Example: Archers vs Light Infantry
Archers attack and roll 5d10+10+0-14 (or simply 5d10-4). The roll results in a 32 which means that the light infantry unit ends up losing 32 soldiers and the archers lose 1 ammunition.
BarrageTo perform a barrage attack, the unit has to target a hex that's in range. Barrage attacks don't require sight. When the hex has been selected, the unit will have to wait until their next turn to fire. This means that the unit doing the barrage attack has to predict enemy movement in order to inflict the most amount of casualties.
The unit on the targeted hex will take all of the damage and if there are units on adjacent hexes, then they will take half of that.
Example: Artillery vs Light Infantry and Military Police
Artillery unit targets a hex with a unit of light infantry on it and military police unit adjacent to it. Both units don't move on their turn and the artillery unit rolls a 5d10+15+0-14 (or simply 5d10+1). The roll results in a 36 which means that the light infantry unit ends up losing 36 soldiers and the artillery lose 1 ammunition. The military police adjacent to the targeted hex should lose 18, but since their Damage Reduction was 12 instead of 14, they lose 19 soldiers instead.

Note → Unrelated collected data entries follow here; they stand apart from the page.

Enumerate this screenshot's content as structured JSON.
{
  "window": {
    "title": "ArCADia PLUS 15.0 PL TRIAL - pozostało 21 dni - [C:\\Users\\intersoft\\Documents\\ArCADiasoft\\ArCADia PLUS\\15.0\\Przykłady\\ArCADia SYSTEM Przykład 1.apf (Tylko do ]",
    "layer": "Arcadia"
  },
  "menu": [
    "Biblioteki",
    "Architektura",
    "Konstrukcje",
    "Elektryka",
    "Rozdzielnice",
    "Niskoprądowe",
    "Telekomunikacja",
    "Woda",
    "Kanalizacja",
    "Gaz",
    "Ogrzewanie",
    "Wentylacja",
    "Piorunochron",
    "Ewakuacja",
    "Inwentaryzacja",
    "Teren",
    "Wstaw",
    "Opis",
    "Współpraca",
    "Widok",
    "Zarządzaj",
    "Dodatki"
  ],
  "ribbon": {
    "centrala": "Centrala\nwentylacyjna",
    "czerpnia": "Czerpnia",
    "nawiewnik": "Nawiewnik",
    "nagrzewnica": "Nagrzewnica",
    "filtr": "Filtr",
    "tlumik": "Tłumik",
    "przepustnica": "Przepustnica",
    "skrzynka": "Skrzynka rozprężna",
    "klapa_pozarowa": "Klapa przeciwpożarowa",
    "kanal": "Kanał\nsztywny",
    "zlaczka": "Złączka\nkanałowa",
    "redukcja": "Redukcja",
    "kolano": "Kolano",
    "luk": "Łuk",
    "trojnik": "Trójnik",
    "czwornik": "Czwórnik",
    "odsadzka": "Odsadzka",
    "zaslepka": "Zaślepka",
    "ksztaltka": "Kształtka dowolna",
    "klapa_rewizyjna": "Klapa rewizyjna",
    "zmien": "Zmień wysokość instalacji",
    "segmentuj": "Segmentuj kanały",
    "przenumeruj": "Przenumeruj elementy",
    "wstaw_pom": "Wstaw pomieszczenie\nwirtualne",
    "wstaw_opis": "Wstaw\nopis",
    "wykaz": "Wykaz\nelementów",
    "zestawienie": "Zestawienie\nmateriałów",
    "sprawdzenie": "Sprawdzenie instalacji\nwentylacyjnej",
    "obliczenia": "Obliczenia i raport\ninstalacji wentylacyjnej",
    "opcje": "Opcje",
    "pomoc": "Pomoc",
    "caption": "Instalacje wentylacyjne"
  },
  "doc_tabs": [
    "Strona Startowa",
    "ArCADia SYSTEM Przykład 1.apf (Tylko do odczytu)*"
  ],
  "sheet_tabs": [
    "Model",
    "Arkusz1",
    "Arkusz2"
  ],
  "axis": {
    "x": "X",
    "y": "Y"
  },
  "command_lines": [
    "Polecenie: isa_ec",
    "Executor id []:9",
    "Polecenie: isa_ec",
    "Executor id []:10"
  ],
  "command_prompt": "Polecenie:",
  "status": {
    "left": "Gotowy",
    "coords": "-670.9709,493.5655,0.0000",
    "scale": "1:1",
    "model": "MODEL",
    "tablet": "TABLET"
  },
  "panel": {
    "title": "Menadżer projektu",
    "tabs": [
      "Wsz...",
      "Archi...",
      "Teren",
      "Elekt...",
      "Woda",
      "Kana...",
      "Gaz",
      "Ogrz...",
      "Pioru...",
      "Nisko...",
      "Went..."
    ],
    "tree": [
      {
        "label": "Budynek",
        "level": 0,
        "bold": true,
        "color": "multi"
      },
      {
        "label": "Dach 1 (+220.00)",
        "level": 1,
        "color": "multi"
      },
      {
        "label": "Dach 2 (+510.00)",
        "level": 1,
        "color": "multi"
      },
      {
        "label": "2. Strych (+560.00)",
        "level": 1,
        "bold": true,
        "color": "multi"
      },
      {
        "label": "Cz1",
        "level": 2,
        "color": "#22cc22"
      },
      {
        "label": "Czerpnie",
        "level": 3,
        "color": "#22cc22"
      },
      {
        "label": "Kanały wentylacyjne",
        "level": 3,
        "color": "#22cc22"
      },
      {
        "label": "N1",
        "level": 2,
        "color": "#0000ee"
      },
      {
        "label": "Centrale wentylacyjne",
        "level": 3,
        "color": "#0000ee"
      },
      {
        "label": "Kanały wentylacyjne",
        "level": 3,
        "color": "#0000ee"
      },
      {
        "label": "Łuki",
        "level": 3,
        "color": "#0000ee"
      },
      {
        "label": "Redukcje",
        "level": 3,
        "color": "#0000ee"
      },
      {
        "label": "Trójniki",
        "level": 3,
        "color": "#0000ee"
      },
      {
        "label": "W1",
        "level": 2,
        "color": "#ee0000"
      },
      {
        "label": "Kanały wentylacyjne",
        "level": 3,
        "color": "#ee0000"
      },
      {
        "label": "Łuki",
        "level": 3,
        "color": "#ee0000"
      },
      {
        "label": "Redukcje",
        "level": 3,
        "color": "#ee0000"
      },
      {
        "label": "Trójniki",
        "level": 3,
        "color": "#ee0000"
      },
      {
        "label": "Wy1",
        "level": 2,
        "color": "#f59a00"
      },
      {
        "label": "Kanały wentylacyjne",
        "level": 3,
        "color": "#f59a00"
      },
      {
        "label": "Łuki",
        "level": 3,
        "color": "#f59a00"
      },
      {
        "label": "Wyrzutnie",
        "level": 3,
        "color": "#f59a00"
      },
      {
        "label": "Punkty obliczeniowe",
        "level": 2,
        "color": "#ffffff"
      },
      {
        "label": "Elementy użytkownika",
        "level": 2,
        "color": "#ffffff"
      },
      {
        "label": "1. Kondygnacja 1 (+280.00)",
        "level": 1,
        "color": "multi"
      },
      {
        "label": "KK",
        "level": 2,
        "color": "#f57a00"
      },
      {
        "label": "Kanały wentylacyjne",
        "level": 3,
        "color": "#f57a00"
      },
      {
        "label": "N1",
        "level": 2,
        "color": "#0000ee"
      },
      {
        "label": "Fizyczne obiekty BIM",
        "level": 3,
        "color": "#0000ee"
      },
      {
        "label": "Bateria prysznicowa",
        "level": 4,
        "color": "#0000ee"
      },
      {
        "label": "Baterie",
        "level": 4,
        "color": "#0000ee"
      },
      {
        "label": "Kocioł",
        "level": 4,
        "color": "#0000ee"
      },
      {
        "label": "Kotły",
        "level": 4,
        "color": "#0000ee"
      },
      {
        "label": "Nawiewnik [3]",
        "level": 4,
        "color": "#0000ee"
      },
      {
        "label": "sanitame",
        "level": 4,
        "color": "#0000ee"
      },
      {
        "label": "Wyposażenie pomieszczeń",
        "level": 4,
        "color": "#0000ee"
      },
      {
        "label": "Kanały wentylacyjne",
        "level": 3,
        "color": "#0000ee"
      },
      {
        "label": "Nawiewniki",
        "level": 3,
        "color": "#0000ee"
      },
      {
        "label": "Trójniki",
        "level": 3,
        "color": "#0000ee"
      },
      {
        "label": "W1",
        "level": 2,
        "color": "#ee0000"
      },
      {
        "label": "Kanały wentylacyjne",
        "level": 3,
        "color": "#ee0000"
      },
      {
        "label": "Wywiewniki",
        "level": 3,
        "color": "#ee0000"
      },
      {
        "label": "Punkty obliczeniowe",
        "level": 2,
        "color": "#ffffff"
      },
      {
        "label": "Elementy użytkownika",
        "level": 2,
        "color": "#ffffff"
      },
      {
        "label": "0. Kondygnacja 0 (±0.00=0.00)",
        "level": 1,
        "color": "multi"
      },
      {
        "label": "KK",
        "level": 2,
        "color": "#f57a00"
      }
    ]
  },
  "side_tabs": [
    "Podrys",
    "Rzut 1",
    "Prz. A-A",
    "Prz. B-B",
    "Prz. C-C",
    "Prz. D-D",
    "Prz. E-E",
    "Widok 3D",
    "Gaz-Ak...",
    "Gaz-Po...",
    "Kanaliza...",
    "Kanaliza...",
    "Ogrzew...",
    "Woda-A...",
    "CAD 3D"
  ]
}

MoraleEvery time a unit deals damage to a different unit, they also roll for morale damage. Some units have a special "Shock and Awe" ability and attacks that use the barrage stat allow them to deal two times more morale damage than normal. Most normal units deal 1d10+(the number of hostile casualties) morale damage to their targets. A unit that has been reduced to 0 morale will be forced to flee toward the edge of the map. Once they've gone over, they have escaped from the battle. Other units will be able to pursue them and their general will be able to rally them back into the fight. Military police units reduce the effects of the morale damage by half. Example: Light Cavalry vs Light Cavalry
The light cavalry unit attacks and rolls 5d10+2+0-10 (or simply 5d10-8). The roll results in a 20 which will mean that the targeted light cavalry unit will lose 20 soldiers and then the attacker rolls an additional 1d10+20, resulting in 29 morale damage for the targeted light cavalry.